Das Geweih von „Hirsch Paul“ hat heute Nordhausens Bürgermeister Matthias Jendricke (SPD) seinem Katzhütter Amtskollegen Wilfried Machold im Tiergehege im Nordhäuser Stadtpark übergeben. „Die Nordhäuser und Katzhütter brauchen keine Angst haben: Paul lebt, das Geweih ist keine Jagdtrophäe, sondern der Hirsch hat seinen Kopfschmuck naturgemäß abgeworfen“, sagte Jendricke.
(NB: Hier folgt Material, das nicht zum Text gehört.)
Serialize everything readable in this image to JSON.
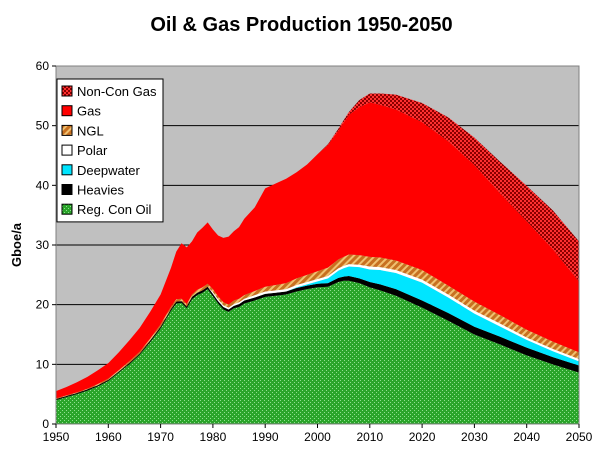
{
  "chart_data": {
    "type": "area",
    "stacked": true,
    "title": "Oil & Gas Production 1950-2050",
    "xlabel": "",
    "ylabel": "Gboe/a",
    "xlim": [
      1950,
      2050
    ],
    "ylim": [
      0,
      60
    ],
    "x_ticks": [
      1950,
      1960,
      1970,
      1980,
      1990,
      2000,
      2010,
      2020,
      2030,
      2040,
      2050
    ],
    "y_ticks": [
      0,
      10,
      20,
      30,
      40,
      50,
      60
    ],
    "grid": "horizontal",
    "legend_position": "top-left",
    "plot_background": "#c0c0c0",
    "x": [
      1950,
      1952,
      1954,
      1956,
      1958,
      1960,
      1962,
      1964,
      1966,
      1968,
      1970,
      1972,
      1973,
      1974,
      1975,
      1976,
      1977,
      1978,
      1979,
      1980,
      1981,
      1982,
      1983,
      1984,
      1985,
      1986,
      1988,
      1990,
      1992,
      1994,
      1996,
      1998,
      2000,
      2002,
      2004,
      2005,
      2006,
      2008,
      2010,
      2012,
      2015,
      2020,
      2025,
      2030,
      2035,
      2040,
      2045,
      2050
    ],
    "series": [
      {
        "name": "Reg. Con Oil",
        "color": "#2aa52a",
        "pattern": "dots",
        "values": [
          4,
          4.5,
          5,
          5.6,
          6.3,
          7.2,
          8.6,
          10,
          11.6,
          13.7,
          16,
          19,
          20.2,
          20.3,
          19.4,
          20.9,
          21.6,
          22,
          22.6,
          21.4,
          20.2,
          19.2,
          18.8,
          19.4,
          19.6,
          20.2,
          20.7,
          21.3,
          21.5,
          21.7,
          22.2,
          22.6,
          22.9,
          23,
          23.8,
          24,
          24,
          23.6,
          22.9,
          22.4,
          21.5,
          19.5,
          17.3,
          15,
          13.3,
          11.5,
          10,
          8.6
        ]
      },
      {
        "name": "Heavies",
        "color": "#000000",
        "values": [
          0.2,
          0.2,
          0.2,
          0.2,
          0.2,
          0.2,
          0.2,
          0.2,
          0.2,
          0.3,
          0.3,
          0.3,
          0.3,
          0.3,
          0.3,
          0.4,
          0.4,
          0.4,
          0.4,
          0.4,
          0.4,
          0.4,
          0.4,
          0.4,
          0.5,
          0.5,
          0.5,
          0.5,
          0.5,
          0.5,
          0.6,
          0.6,
          0.6,
          0.6,
          0.7,
          0.7,
          0.8,
          0.8,
          0.9,
          1,
          1.1,
          1.2,
          1.3,
          1.3,
          1.3,
          1.3,
          1.2,
          1.2
        ]
      },
      {
        "name": "Deepwater",
        "color": "#00e5ff",
        "values": [
          0,
          0,
          0,
          0,
          0,
          0,
          0,
          0,
          0,
          0,
          0,
          0,
          0,
          0,
          0,
          0,
          0,
          0,
          0,
          0,
          0,
          0,
          0,
          0,
          0,
          0,
          0,
          0,
          0,
          0,
          0.1,
          0.2,
          0.4,
          0.8,
          1.2,
          1.4,
          1.6,
          1.9,
          2.1,
          2.4,
          2.7,
          3,
          2.6,
          2.2,
          1.7,
          1.3,
          1,
          0.7
        ]
      },
      {
        "name": "Polar",
        "color": "#ffffff",
        "values": [
          0,
          0,
          0,
          0,
          0,
          0,
          0,
          0,
          0,
          0,
          0,
          0,
          0,
          0,
          0,
          0,
          0,
          0,
          0,
          0.3,
          0.3,
          0.3,
          0.3,
          0.3,
          0.3,
          0.3,
          0.4,
          0.4,
          0.4,
          0.4,
          0.4,
          0.4,
          0.4,
          0.4,
          0.4,
          0.4,
          0.4,
          0.4,
          0.5,
          0.5,
          0.5,
          0.5,
          0.5,
          0.5,
          0.5,
          0.4,
          0.4,
          0.4
        ]
      },
      {
        "name": "NGL",
        "color": "#c87020",
        "pattern": "diagonal",
        "values": [
          0.1,
          0.1,
          0.1,
          0.1,
          0.2,
          0.2,
          0.2,
          0.3,
          0.3,
          0.3,
          0.4,
          0.4,
          0.4,
          0.4,
          0.4,
          0.4,
          0.5,
          0.5,
          0.5,
          0.5,
          0.5,
          0.5,
          0.5,
          0.6,
          0.6,
          0.6,
          0.7,
          0.8,
          0.9,
          1,
          1.1,
          1.2,
          1.3,
          1.4,
          1.5,
          1.5,
          1.6,
          1.6,
          1.6,
          1.6,
          1.6,
          1.6,
          1.5,
          1.5,
          1.4,
          1.3,
          1.2,
          1.1
        ]
      },
      {
        "name": "Gas",
        "color": "#ff0000",
        "values": [
          1.2,
          1.4,
          1.7,
          2,
          2.3,
          2.6,
          3,
          3.5,
          4,
          4.5,
          5,
          6.5,
          8,
          9.3,
          9.5,
          8.9,
          9.6,
          10,
          10.3,
          10,
          10.2,
          10.8,
          11.4,
          11.6,
          12,
          12.8,
          14,
          16.5,
          17,
          17.5,
          17.8,
          18.5,
          19.6,
          20.6,
          21.6,
          22.5,
          23.4,
          24.8,
          25.9,
          25.6,
          25.3,
          24.8,
          24.2,
          22.9,
          20.4,
          18.2,
          15.5,
          11.9
        ]
      },
      {
        "name": "Non-Con Gas",
        "color": "#8b0000",
        "pattern": "checker",
        "values": [
          0,
          0,
          0,
          0,
          0,
          0,
          0,
          0,
          0,
          0,
          0,
          0,
          0,
          0,
          0,
          0,
          0,
          0,
          0,
          0,
          0,
          0,
          0,
          0,
          0,
          0,
          0,
          0,
          0,
          0,
          0,
          0,
          0,
          0.1,
          0.3,
          0.4,
          0.5,
          1.2,
          1.5,
          1.9,
          2.5,
          3.2,
          4,
          4.6,
          5.3,
          5.9,
          6.5,
          6.7
        ]
      }
    ],
    "legend_order": [
      "Non-Con Gas",
      "Gas",
      "NGL",
      "Polar",
      "Deepwater",
      "Heavies",
      "Reg. Con Oil"
    ]
  }
}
Bürgermeister Machhold zeigte sich zufrieden mit der neuen Heimat von „Paul“: „Er hat hier weiten Auslauf, hat Bäume und viel Grün – und den gewohnten Kontakt zu den Menschen.“

Nachdem Paul seine Reise nach Nordhausen angetreten habe, habe sich Pauls „Kollege“ „Peter“ sichtlich einsam gefühlt. „Inzwischen hat er sich aber einem Rudel angeschlossen und ist hin und wieder auch im Ort zu sehen – nur jetzt an andere Stelle, nämlich an der Pechhütte.“

„Hirsch Paul“ war im Sommer 2008 von Katzhütte nach Nordhausen gebracht worden. „Paul“ hatte mit seinem Kollegen „Peter“ immer wieder den Ort Katzhütte aufgesucht. Die Gemeinde Katzhütte hatte daraufhin nach neuen Unterbringungsorten für die Tiere gesucht, Nordhausen hatte sich erfolgreich um „Hirsch Paul“ beworben.